Es ist die sanfte Kunst der Entpolitisierung. Der Hass wird entkernt, das Motiv entleert, die Tat in den Wartebereich der Forensik verschoben. Dort sitzt sie nun, geschniegelt und diagnostiziert, und wartet auf ihre Einordnung im DSM-Register, während draußen die Angehörigen versuchen zu begreifen, wie man aus einem 17. Stockwerk fällt, ohne dass die Weltanschauung des Werfers eine Rolle spielen soll.

Republik der Abstraktion

Natürlich ist es richtig, psychische Erkrankungen ernst zu nehmen. Niemand bestreitet, dass Wahnvorstellungen die Wirklichkeit verzerren können. Aber ebenso wenig kann man bestreiten, dass Ideologien Wahnvorstellungen gesellschaftsfähig machen können. Wenn einer Stimmen hört, die ihm befehlen, einen „Mossad-Agenten“ aus dem Fenster zu werfen, dann ist die Frage nicht nur, warum er Stimmen hört – sondern auch, warum diese Stimmen in der Sprache antisemitischer Verschwörungstheorien sprechen.

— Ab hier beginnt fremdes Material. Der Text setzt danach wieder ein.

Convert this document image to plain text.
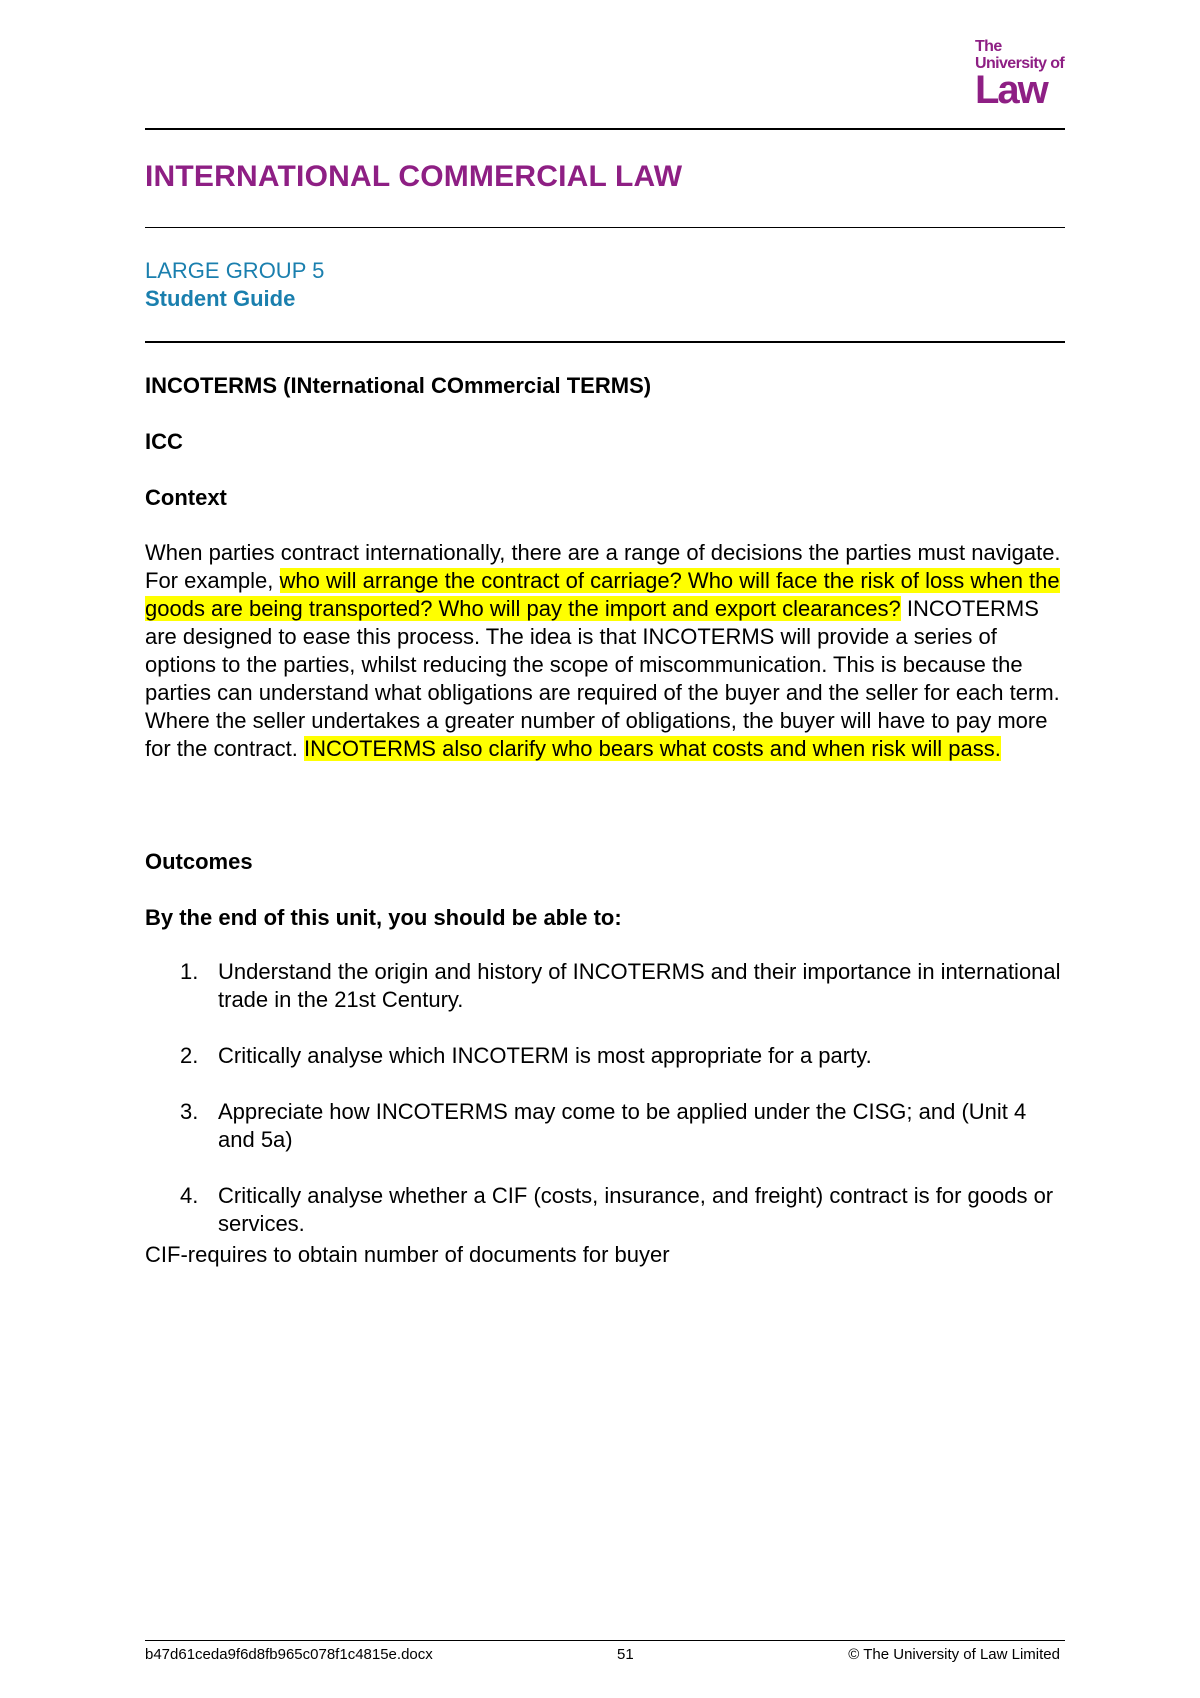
The
University of
Law
INTERNATIONAL COMMERCIAL LAW
LARGE GROUP 5
Student Guide
INCOTERMS (INternational COmmercial TERMS)
ICC
Context
When parties contract internationally, there are a range of decisions the parties must navigate. For example, who will arrange the contract of carriage? Who will face the risk of loss when the goods are being transported? Who will pay the import and export clearances? INCOTERMS are designed to ease this process. The idea is that INCOTERMS will provide a series of options to the parties, whilst reducing the scope of miscommunication. This is because the parties can understand what obligations are required of the buyer and the seller for each term. Where the seller undertakes a greater number of obligations, the buyer will have to pay more for the contract. INCOTERMS also clarify who bears what costs and when risk will pass.
Outcomes
By the end of this unit, you should be able to:
1. Understand the origin and history of INCOTERMS and their importance in international trade in the 21st Century.
2. Critically analyse which INCOTERM is most appropriate for a party.
3. Appreciate how INCOTERMS may come to be applied under the CISG; and (Unit 4 and 5a)
4. Critically analyse whether a CIF (costs, insurance, and freight) contract is for goods or services.
CIF-requires to obtain number of documents for buyer
b47d61ceda9f6d8fb965c078f1c4815e.docx	51	© The University of Law Limited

Die satirische Pointe dieser Tragödie liegt darin, dass Frankreich, das so stolz auf seine laizistische Strenge ist, ausgerechnet im Umgang mit antisemitischer Gewalt eine fast metaphysische Milde entwickelt. Man trennt Motiv und Tat wie Kirche und Staat. Der Antisemitismus darf existieren, solange er nicht zurechnungsfähig ist. Und Zurechnungsfähigkeit ist, wie wir gelernt haben, ein dehnbarer Begriff – besonders wenn er politisch unbequem wird.

So bleibt am Ende ein schaler Befund: Ein alter Mann ist tot. Sein mutmaßlicher Mörder ist krank. Und der Antisemitismus? Der ist vielleicht auch da, aber bitte leise, bitte gedämpft, bitte nicht als erschwerender Umstand. Denn das würde bedeuten, dass man ihn beim Namen nennen müsste – nicht als Symptom, sondern als Motiv. Und Motive, das wissen wir seit der Aufklärung, sind unerquicklich. Sie führen zu Fragen. Und Fragen könnten die schöne therapeutische Ruhe stören, in der man sich eingerichtet hat.

In dieser Ruhe weht ein leiser Windzug durch die geöffneten Fenster der Republik. Man könnte ihn für einen Luftzug halten. Oder für das Geräusch der Verdrängung.